A few years ago, if you spoke of search engines, one would perhaps speak of Yahoo or AltaVista or even MSN as the search engines of yore. Then came Google and almost swept the search engine market in one great sweep. Nowadays if you talk of search engines, almost everyone would swear by Google as it has indeed revolutionized the way we search for information online. The complex algorithms that Google contains are able to crunch millions of sites and bring up those particular sites that are most appropriate for our needs. It has also brought about the revolutionary concept of search engine optimization that helps online marketers ensure that their sites get pride of place in the search engine ranks and thereby get a major share of online traffic in the online war of eyeballs.
This is now set to change with the new search engine that already made waves even before its very launch. This site is Wolfram Alpha – http://www.WolframAlpha.com and is the creation of Dr. Stephen Wolfram. He announced it in March 2009, and released to the public on May 15, 2009. Dr. Stephen Wolfram is one of the most distinguished and celebrated mathematicians, scientist, business leader and Internet expert par excellence. He has authored path-breaking books like “A New Kind of Science” and is also the creator of Mathematica. This is a revolutionary product that changes the way of computation, simulation, visualization, development and deployment of technical solutions that is indeed taking the world by storm. It may be amazing to know that born in London and educated in Oxford and Caltech, Stephen Wolfram had his PhD at the young age of 20. He was well known for computational scientific advancements in the form of SMP, which was the first modern computer algebra system that was later released for commercial purposes way back in 1981.
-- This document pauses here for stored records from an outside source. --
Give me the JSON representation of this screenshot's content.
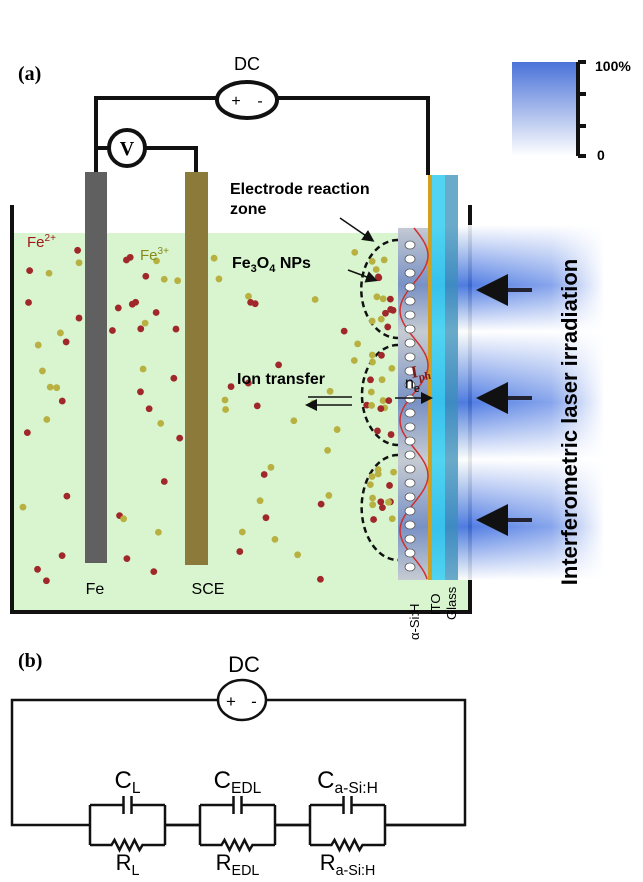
{
  "panel_a": {
    "label": "(a)",
    "dc": {
      "label": "DC",
      "plus": "+",
      "minus": "-"
    },
    "voltmeter": "V",
    "zone": {
      "line1": "Electrode reaction",
      "line2": "zone"
    },
    "fe2": {
      "base": "Fe",
      "sup": "2+"
    },
    "fe3": {
      "base": "Fe",
      "sup": "3+"
    },
    "nps": [
      "Fe",
      "3",
      "O",
      "4",
      " NPs"
    ],
    "ion_transfer": "Ion transfer",
    "iph": {
      "base": "I",
      "sub": "ph"
    },
    "ne": {
      "base": "n",
      "sub": "e"
    },
    "electrodes": [
      "Fe",
      "SCE"
    ],
    "layers": [
      "α-Si:H",
      "ITO",
      "Glass"
    ],
    "laser": "Interferometric laser irradiation",
    "colorbar": {
      "top": "100%",
      "bottom": "0"
    }
  },
  "panel_b": {
    "label": "(b)",
    "dc": {
      "label": "DC",
      "plus": "+",
      "minus": "-"
    },
    "elements": [
      {
        "c": {
          "base": "C",
          "sub": "L"
        },
        "r": {
          "base": "R",
          "sub": "L"
        }
      },
      {
        "c": {
          "base": "C",
          "sub": "EDL"
        },
        "r": {
          "base": "R",
          "sub": "EDL"
        }
      },
      {
        "c": {
          "base": "C",
          "sub": "a-Si:H"
        },
        "r": {
          "base": "R",
          "sub": "a-Si:H"
        }
      }
    ]
  }
}
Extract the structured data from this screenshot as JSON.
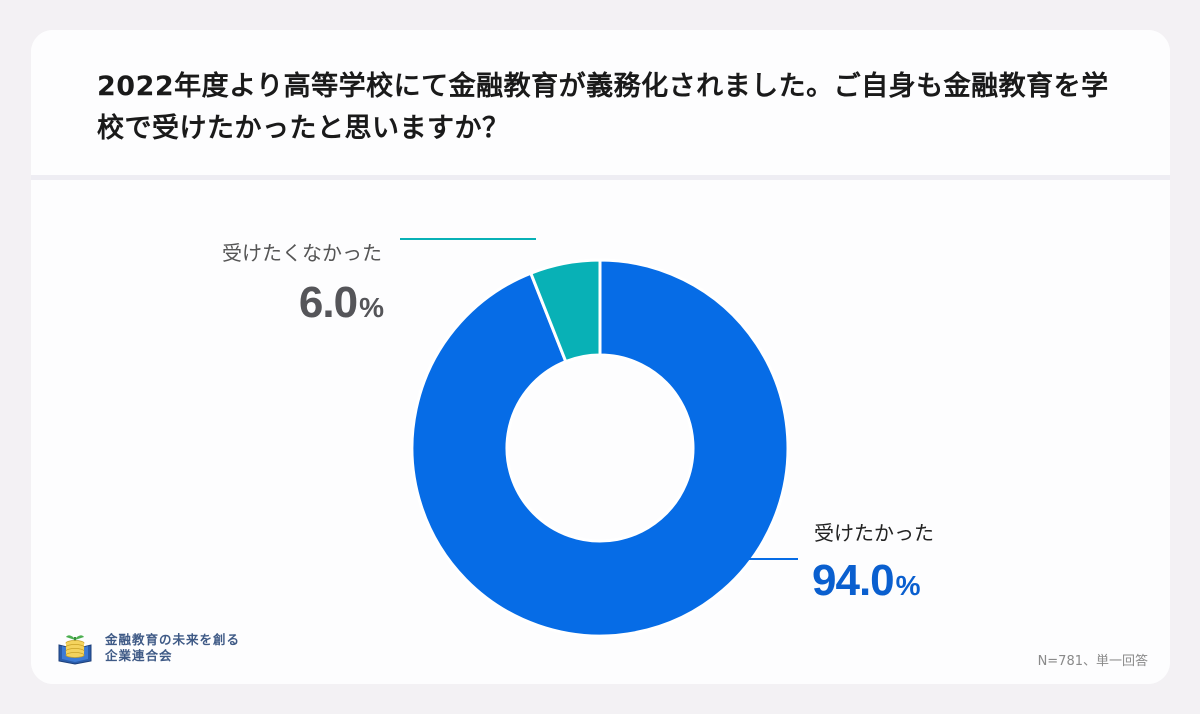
{
  "header": {
    "title": "2022年度より高等学校にて金融教育が義務化されました。ご自身も金融教育を学校で受けたかったと思いますか？"
  },
  "chart_data": {
    "type": "pie",
    "variant": "donut",
    "title": "2022年度より高等学校にて金融教育が義務化されました。ご自身も金融教育を学校で受けたかったと思いますか？",
    "categories": [
      "受けたかった",
      "受けたくなかった"
    ],
    "values": [
      94.0,
      6.0
    ],
    "unit": "%",
    "colors": [
      "#066ce6",
      "#08b1b6"
    ],
    "labels": [
      {
        "category": "受けたかった",
        "value": "94.0",
        "sign": "%"
      },
      {
        "category": "受けたくなかった",
        "value": "6.0",
        "sign": "%"
      }
    ],
    "note": "N=781、単一回答"
  },
  "colors": {
    "primary_blue": "#066ce6",
    "teal": "#08b1b6",
    "pct_blue": "#0a5fcf",
    "pct_gray": "#555559",
    "background": "#f3f1f4"
  },
  "footer": {
    "logo_icon": "coin-book-sprout-icon",
    "org_line1": "金融教育の未来を創る",
    "org_line2": "企業連合会",
    "note": "N=781、単一回答"
  }
}
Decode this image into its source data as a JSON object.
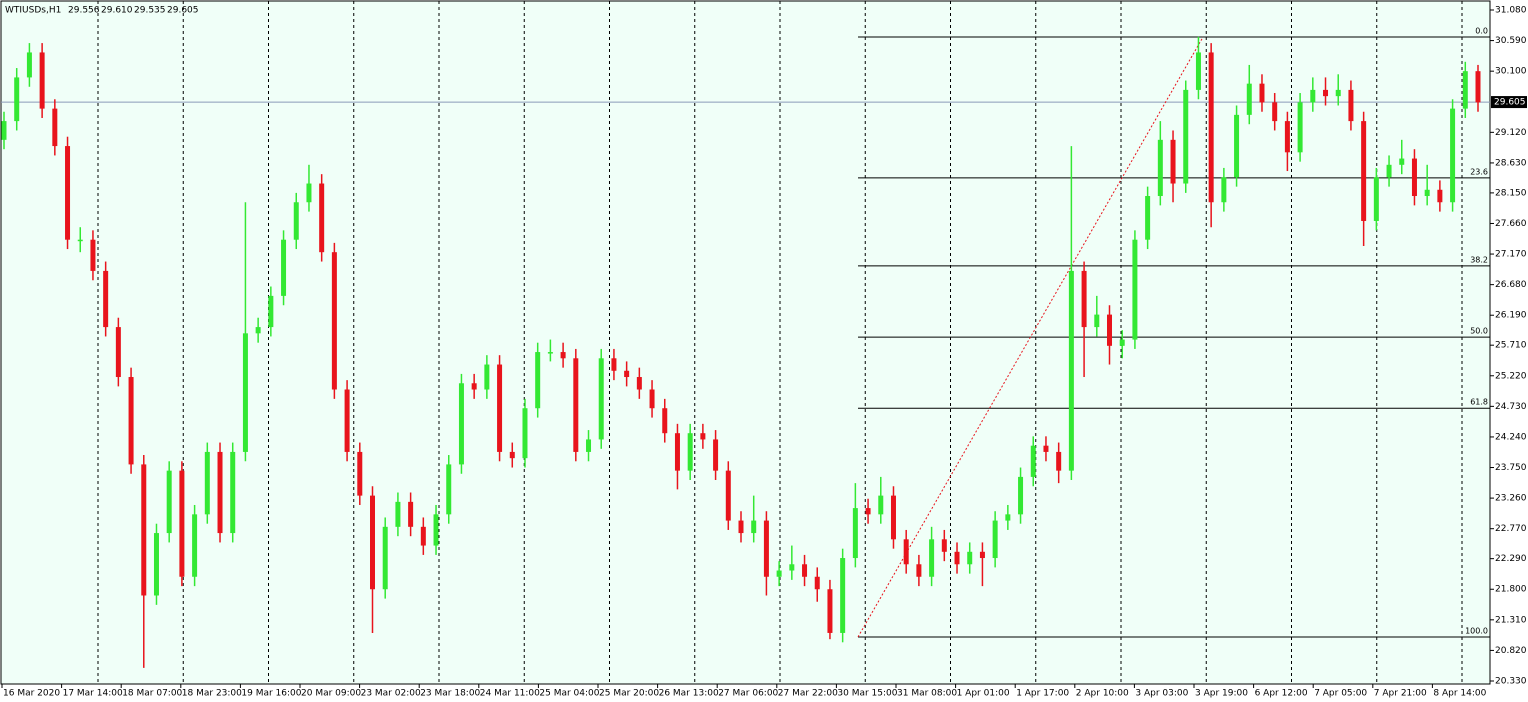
{
  "chart_data": {
    "type": "candlestick",
    "header": {
      "symbol": "WTIUSDs,H1",
      "ohlc": [
        "29.556",
        "29.610",
        "29.535",
        "29.605"
      ]
    },
    "bull_color": "#33e833",
    "bear_color": "#e8141c",
    "background": "#f0fff8",
    "grid": true,
    "ylim": [
      20.33,
      31.08
    ],
    "yticks": [
      {
        "value": 31.08,
        "label": "31.080"
      },
      {
        "value": 30.59,
        "label": "30.590"
      },
      {
        "value": 30.1,
        "label": "30.100"
      },
      {
        "value": 29.12,
        "label": "29.120"
      },
      {
        "value": 28.63,
        "label": "28.630"
      },
      {
        "value": 28.15,
        "label": "28.150"
      },
      {
        "value": 27.66,
        "label": "27.660"
      },
      {
        "value": 27.17,
        "label": "27.170"
      },
      {
        "value": 26.68,
        "label": "26.680"
      },
      {
        "value": 26.19,
        "label": "26.190"
      },
      {
        "value": 25.71,
        "label": "25.710"
      },
      {
        "value": 25.22,
        "label": "25.220"
      },
      {
        "value": 24.73,
        "label": "24.730"
      },
      {
        "value": 24.24,
        "label": "24.240"
      },
      {
        "value": 23.75,
        "label": "23.750"
      },
      {
        "value": 23.26,
        "label": "23.260"
      },
      {
        "value": 22.77,
        "label": "22.770"
      },
      {
        "value": 22.29,
        "label": "22.290"
      },
      {
        "value": 21.8,
        "label": "21.800"
      },
      {
        "value": 21.31,
        "label": "21.310"
      },
      {
        "value": 20.82,
        "label": "20.820"
      },
      {
        "value": 20.33,
        "label": "20.330"
      }
    ],
    "current_price": {
      "value": 29.605,
      "label": "29.605"
    },
    "categories": [
      "16 Mar 2020",
      "17 Mar 14:00",
      "18 Mar 07:00",
      "18 Mar 23:00",
      "19 Mar 16:00",
      "20 Mar 09:00",
      "23 Mar 02:00",
      "23 Mar 18:00",
      "24 Mar 11:00",
      "25 Mar 04:00",
      "25 Mar 20:00",
      "26 Mar 13:00",
      "27 Mar 06:00",
      "27 Mar 22:00",
      "30 Mar 15:00",
      "31 Mar 08:00",
      "1 Apr 01:00",
      "1 Apr 17:00",
      "2 Apr 10:00",
      "3 Apr 03:00",
      "3 Apr 19:00",
      "6 Apr 12:00",
      "7 Apr 05:00",
      "7 Apr 21:00",
      "8 Apr 14:00"
    ],
    "fib_levels": [
      {
        "label": "0.0",
        "price": 30.647
      },
      {
        "label": "23.6",
        "price": 28.39
      },
      {
        "label": "38.2",
        "price": 26.98
      },
      {
        "label": "50.0",
        "price": 25.84
      },
      {
        "label": "61.8",
        "price": 24.7
      },
      {
        "label": "100.0",
        "price": 21.035
      }
    ],
    "candles": [
      [
        29.0,
        29.45,
        28.85,
        29.3
      ],
      [
        29.3,
        30.15,
        29.15,
        30.0
      ],
      [
        30.0,
        30.55,
        29.85,
        30.4
      ],
      [
        30.4,
        30.55,
        29.35,
        29.5
      ],
      [
        29.5,
        29.65,
        28.75,
        28.9
      ],
      [
        28.9,
        29.05,
        27.25,
        27.4
      ],
      [
        27.4,
        27.6,
        27.2,
        27.4
      ],
      [
        27.4,
        27.55,
        26.75,
        26.9
      ],
      [
        26.9,
        27.05,
        25.85,
        26.0
      ],
      [
        26.0,
        26.15,
        25.05,
        25.2
      ],
      [
        25.2,
        25.35,
        23.65,
        23.8
      ],
      [
        23.8,
        23.95,
        20.54,
        21.7
      ],
      [
        21.7,
        22.85,
        21.55,
        22.7
      ],
      [
        22.7,
        23.85,
        22.55,
        23.7
      ],
      [
        23.7,
        23.85,
        21.85,
        22.0
      ],
      [
        22.0,
        23.15,
        21.85,
        23.0
      ],
      [
        23.0,
        24.15,
        22.85,
        24.0
      ],
      [
        24.0,
        24.15,
        22.55,
        22.7
      ],
      [
        22.7,
        24.15,
        22.55,
        24.0
      ],
      [
        24.0,
        28.0,
        23.85,
        25.9
      ],
      [
        25.9,
        26.15,
        25.75,
        26.0
      ],
      [
        26.0,
        26.65,
        25.85,
        26.5
      ],
      [
        26.5,
        27.55,
        26.35,
        27.4
      ],
      [
        27.4,
        28.15,
        27.25,
        28.0
      ],
      [
        28.0,
        28.6,
        27.85,
        28.3
      ],
      [
        28.3,
        28.45,
        27.05,
        27.2
      ],
      [
        27.2,
        27.35,
        24.85,
        25.0
      ],
      [
        25.0,
        25.15,
        23.85,
        24.0
      ],
      [
        24.0,
        24.15,
        23.15,
        23.3
      ],
      [
        23.3,
        23.45,
        21.1,
        21.8
      ],
      [
        21.8,
        22.95,
        21.65,
        22.8
      ],
      [
        22.8,
        23.35,
        22.65,
        23.2
      ],
      [
        23.2,
        23.35,
        22.65,
        22.8
      ],
      [
        22.8,
        22.95,
        22.35,
        22.5
      ],
      [
        22.5,
        23.15,
        22.35,
        23.0
      ],
      [
        23.0,
        23.95,
        22.85,
        23.8
      ],
      [
        23.8,
        25.25,
        23.65,
        25.1
      ],
      [
        25.1,
        25.25,
        24.85,
        25.0
      ],
      [
        25.0,
        25.55,
        24.85,
        25.4
      ],
      [
        25.4,
        25.55,
        23.85,
        24.0
      ],
      [
        24.0,
        24.15,
        23.75,
        23.9
      ],
      [
        23.9,
        24.85,
        23.75,
        24.7
      ],
      [
        24.7,
        25.75,
        24.55,
        25.6
      ],
      [
        25.6,
        25.8,
        25.45,
        25.6
      ],
      [
        25.6,
        25.75,
        25.35,
        25.5
      ],
      [
        25.5,
        25.65,
        23.85,
        24.0
      ],
      [
        24.0,
        24.35,
        23.85,
        24.2
      ],
      [
        24.2,
        25.65,
        24.05,
        25.5
      ],
      [
        25.5,
        25.65,
        25.15,
        25.3
      ],
      [
        25.3,
        25.45,
        25.05,
        25.2
      ],
      [
        25.2,
        25.35,
        24.85,
        25.0
      ],
      [
        25.0,
        25.15,
        24.55,
        24.7
      ],
      [
        24.7,
        24.85,
        24.15,
        24.3
      ],
      [
        24.3,
        24.45,
        23.4,
        23.7
      ],
      [
        23.7,
        24.45,
        23.55,
        24.3
      ],
      [
        24.3,
        24.45,
        24.05,
        24.2
      ],
      [
        24.2,
        24.35,
        23.55,
        23.7
      ],
      [
        23.7,
        23.85,
        22.75,
        22.9
      ],
      [
        22.9,
        23.05,
        22.55,
        22.7
      ],
      [
        22.7,
        23.3,
        22.55,
        22.9
      ],
      [
        22.9,
        23.05,
        21.7,
        22.0
      ],
      [
        22.0,
        22.25,
        21.85,
        22.1
      ],
      [
        22.1,
        22.5,
        21.95,
        22.2
      ],
      [
        22.2,
        22.35,
        21.85,
        22.0
      ],
      [
        22.0,
        22.15,
        21.6,
        21.8
      ],
      [
        21.8,
        21.95,
        21.0,
        21.1
      ],
      [
        21.1,
        22.45,
        20.95,
        22.3
      ],
      [
        22.3,
        23.5,
        22.15,
        23.1
      ],
      [
        23.1,
        23.25,
        22.85,
        23.0
      ],
      [
        23.0,
        23.6,
        22.85,
        23.3
      ],
      [
        23.3,
        23.45,
        22.45,
        22.6
      ],
      [
        22.6,
        22.75,
        22.05,
        22.2
      ],
      [
        22.2,
        22.35,
        21.85,
        22.0
      ],
      [
        22.0,
        22.8,
        21.85,
        22.6
      ],
      [
        22.6,
        22.75,
        22.25,
        22.4
      ],
      [
        22.4,
        22.55,
        22.05,
        22.2
      ],
      [
        22.2,
        22.55,
        22.05,
        22.4
      ],
      [
        22.4,
        22.55,
        21.85,
        22.3
      ],
      [
        22.3,
        23.05,
        22.15,
        22.9
      ],
      [
        22.9,
        23.15,
        22.75,
        23.0
      ],
      [
        23.0,
        23.75,
        22.85,
        23.6
      ],
      [
        23.6,
        24.25,
        23.45,
        24.1
      ],
      [
        24.1,
        24.25,
        23.85,
        24.0
      ],
      [
        24.0,
        24.15,
        23.5,
        23.7
      ],
      [
        23.7,
        28.9,
        23.55,
        26.9
      ],
      [
        26.9,
        27.05,
        25.2,
        26.0
      ],
      [
        26.0,
        26.5,
        25.85,
        26.2
      ],
      [
        26.2,
        26.35,
        25.4,
        25.7
      ],
      [
        25.7,
        25.95,
        25.5,
        25.8
      ],
      [
        25.8,
        27.55,
        25.65,
        27.4
      ],
      [
        27.4,
        28.25,
        27.25,
        28.1
      ],
      [
        28.1,
        29.3,
        27.95,
        29.0
      ],
      [
        29.0,
        29.15,
        28.0,
        28.3
      ],
      [
        28.3,
        29.95,
        28.15,
        29.8
      ],
      [
        29.8,
        30.65,
        29.65,
        30.4
      ],
      [
        30.4,
        30.55,
        27.6,
        28.0
      ],
      [
        28.0,
        28.55,
        27.85,
        28.4
      ],
      [
        28.4,
        29.55,
        28.25,
        29.4
      ],
      [
        29.4,
        30.2,
        29.25,
        29.9
      ],
      [
        29.9,
        30.05,
        29.45,
        29.6
      ],
      [
        29.6,
        29.75,
        29.15,
        29.3
      ],
      [
        29.3,
        29.45,
        28.5,
        28.8
      ],
      [
        28.8,
        29.75,
        28.65,
        29.6
      ],
      [
        29.6,
        30.0,
        29.45,
        29.8
      ],
      [
        29.8,
        30.0,
        29.55,
        29.7
      ],
      [
        29.7,
        30.05,
        29.55,
        29.8
      ],
      [
        29.8,
        29.95,
        29.15,
        29.3
      ],
      [
        29.3,
        29.45,
        27.3,
        27.7
      ],
      [
        27.7,
        28.55,
        27.55,
        28.4
      ],
      [
        28.4,
        28.75,
        28.25,
        28.6
      ],
      [
        28.6,
        29.0,
        28.45,
        28.7
      ],
      [
        28.7,
        28.85,
        27.95,
        28.1
      ],
      [
        28.1,
        28.6,
        27.95,
        28.2
      ],
      [
        28.2,
        28.35,
        27.85,
        28.0
      ],
      [
        28.0,
        29.65,
        27.85,
        29.5
      ],
      [
        29.5,
        30.25,
        29.35,
        30.1
      ],
      [
        30.1,
        30.2,
        29.45,
        29.6
      ]
    ]
  }
}
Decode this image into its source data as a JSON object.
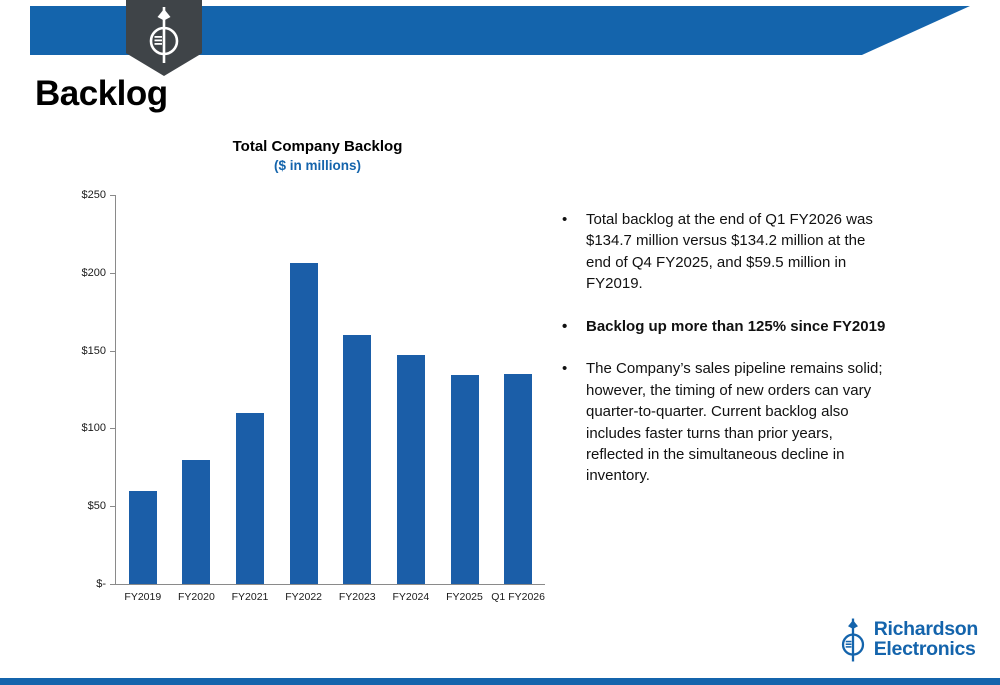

Wolfram Alpha is touted to be a computational search engine and not exactly a traditional search engine like Google, Yahoo etc. In many ways, this search engine is great because it is also called a fact search engine. These days, when you generally look up a common search engine, you would see a listing of web pages that contain the keywords typed by you while you search for information on the World Wide Web. For instance, if you typed out the word ‘eggplant’, you would get page upon page containing the word eggplant and these would be listed based on ranks that the search engine assigns to these web pages based on various search engine optimization criteria and algorithms that search up the pages.
With Wolfram Alpha, the situation is going to change as the search would not throw up separate pages but rather provide direct answers to the questions asked. For example if you search for “eggplant” in Wolfram Alpha, it will give you its average nutrition facts data such as its total calories, fat, cholesterol etc. however NO links will be provided to any website. This creates a total break from the earlier concept and mode as mentioned above.
The way Wolfram Alpha works can be better illustrated by another example. For example, if you do a search on New York City, you will get one single and comprehensive page that dwells at length on the city and various aspects thereof – including its history, geography, economy, climate and many other categories of information that you may not even have conceived. What’s more – you will also get a whole range of statistics as well as facts and figures in a way that it seems like a doctoral dissertation and source file of a wealth of information that presents vast and almost unfathomable encyclopedia of data that is quite enough to take your breath away. The information is presented in an easy and lucid way that is extremely simple to comprehend and come with charts and figures that makes it very comprehensive. In short, Wolfram Alpha is going to be like nothing that the search engine world has seen or imagined before.
If you look at the conventional search engines, they employ algorithms and techniques to crawl the data available online through Internet ‘spiders’ that crawl through the millions of web pages available to bring lists that seem to be the most appropriate and matches a query string put to use by the web browser. This is not the way that Wolfram Alpha wants to go about presenting data and getting it to you the moment you decide to search up something online. Wolfram Alpha looks up many traditional as well as public and private information sources to gather information which is then validated painstakingly by a huge and dedicated staff of almost 150 people who clean and index the data properly so that it can be presented in a manner that suits the web searcher the best. So in a way, this search engine does make use of human ingenuity and intervention to ensure that data is validated and is not just presented mechanically and robotically. In conventional search engines, the validation as well as cleaning and clearing up of data is not possible and it is up to the reader to assess the veracity and reliability of the data that has been thrown up. So, whether it is a scholar, a spammer or scammer who is the source of the data is for you to determine as authenticity is not guaranteed.
Another important feature of Wolfram Alpha is the presentation of charts and statistics. If you want population figures, it may be easy to pull up the trends and make a chart yourself on excel. But what Wolfram Alpha does is to look at many sources of data put out by the government and then make charts and tables of it in a matter of seconds as if it were just a simple search. At the core of this is the computational science that goes into defining Wolfram Alpha as the search engine of the new century –suited to the ever-changing needs of the tech-savvy generation of today as well as tomorrow.
Wolfram Alpha represents a veritable quantum leap in the field of search engines and computational searching online. It is true that this search engine has its limitations, which are essentially linked somewhat to the veracity of its sources. If some data is not present or has been stopped from being published, it is quite true that even Wolfram Alpha would get it wrong and present data that is less than authentic. However, the basic way in which it searches and presents data is quite path breaking to say the least.
Did you try Wolfram Alpha? What are your thoughts about this great search engine?